Fund administrator Maitland will move some Cayman Islands-based positions to Halifax, but the company maintains that Cayman remains “pivotal” to its business.

Maitland confirmed Monday that as part of a wider growth strategy in the North American market it is in the process of restructuring, but has not determined the exact number of jobs that are going to be relocated from Cayman to Canada.

Maitland said it acquired Cayman fund administrator Admiral in 2012 “with the specific aim of bringing institutional substance to an alternative investments specialization.”
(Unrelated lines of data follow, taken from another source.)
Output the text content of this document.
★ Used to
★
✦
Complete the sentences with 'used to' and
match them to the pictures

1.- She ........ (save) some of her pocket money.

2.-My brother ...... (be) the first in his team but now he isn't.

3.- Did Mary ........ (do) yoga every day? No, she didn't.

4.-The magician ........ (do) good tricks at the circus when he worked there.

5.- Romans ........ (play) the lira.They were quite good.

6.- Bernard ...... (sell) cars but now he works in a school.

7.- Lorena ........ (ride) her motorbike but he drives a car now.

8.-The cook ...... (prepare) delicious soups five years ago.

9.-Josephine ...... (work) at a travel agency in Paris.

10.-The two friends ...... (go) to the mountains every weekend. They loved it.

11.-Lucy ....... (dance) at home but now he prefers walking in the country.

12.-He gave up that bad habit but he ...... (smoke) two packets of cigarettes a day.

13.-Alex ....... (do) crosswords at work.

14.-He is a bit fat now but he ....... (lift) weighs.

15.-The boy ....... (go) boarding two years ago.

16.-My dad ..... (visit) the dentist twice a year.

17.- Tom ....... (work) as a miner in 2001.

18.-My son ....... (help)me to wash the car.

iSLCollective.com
As part of this institutionalization and driven by client demand, Maitland opened a midtown New York office and a downtown Miami office in September 2016 to bring it closer to institutional and private clients in North America and Latin America, the company said in response to questions by the Cayman Compass.

“To accommodate our growth plans we are undertaking some restructuring in order to maximize operational efficiencies. As part of this, some staff will be moving from Cayman to Halifax in the coming months,” the fund administrator confirmed.

However, Maitland maintains, “We remain committed to Cayman as a jurisdiction for the unique benefits it brings to our global 16-office multijurisdictional offering.”

Through its acquisition of Admiral, Maitland has a 20-year presence in Richmond, Halifax, Nova Scotia and in Cayman.

“We are still in the process of evaluating this as part of a restructure process and do not have numbers to provide,” the company said. “However, what is important to note is that our presence in Cayman is pivotal to the Maitland business.”

The fund administrator in the past has relocated a significant number of jobs to Halifax due to cost pressures felt by the industry as a whole.

Former general manager of Admiral, Canover Watson, who was sentenced to a seven-year prison sentence in February 2016 in a fraud trial unrelated to his work at the fund administrator, in 2012 questioned at a conference Cayman’s ability to attract and retain talent in sufficient numbers.

Particularly for fund administrators, Cayman’s infrastructure and size was an increasing challenge, he noted at the time. The decline of the fund administration business in Cayman was largely due to lower labor costs and better access to skilled labor in onshore jurisdictions such as Canada and Ireland, he noted.

In addition, outsourcing solutions where administrators may contract the funds in Cayman but outsource certain aspects of the services of that fund to places as far as India were becoming an increasingly used option, Mr. Watson said at the time.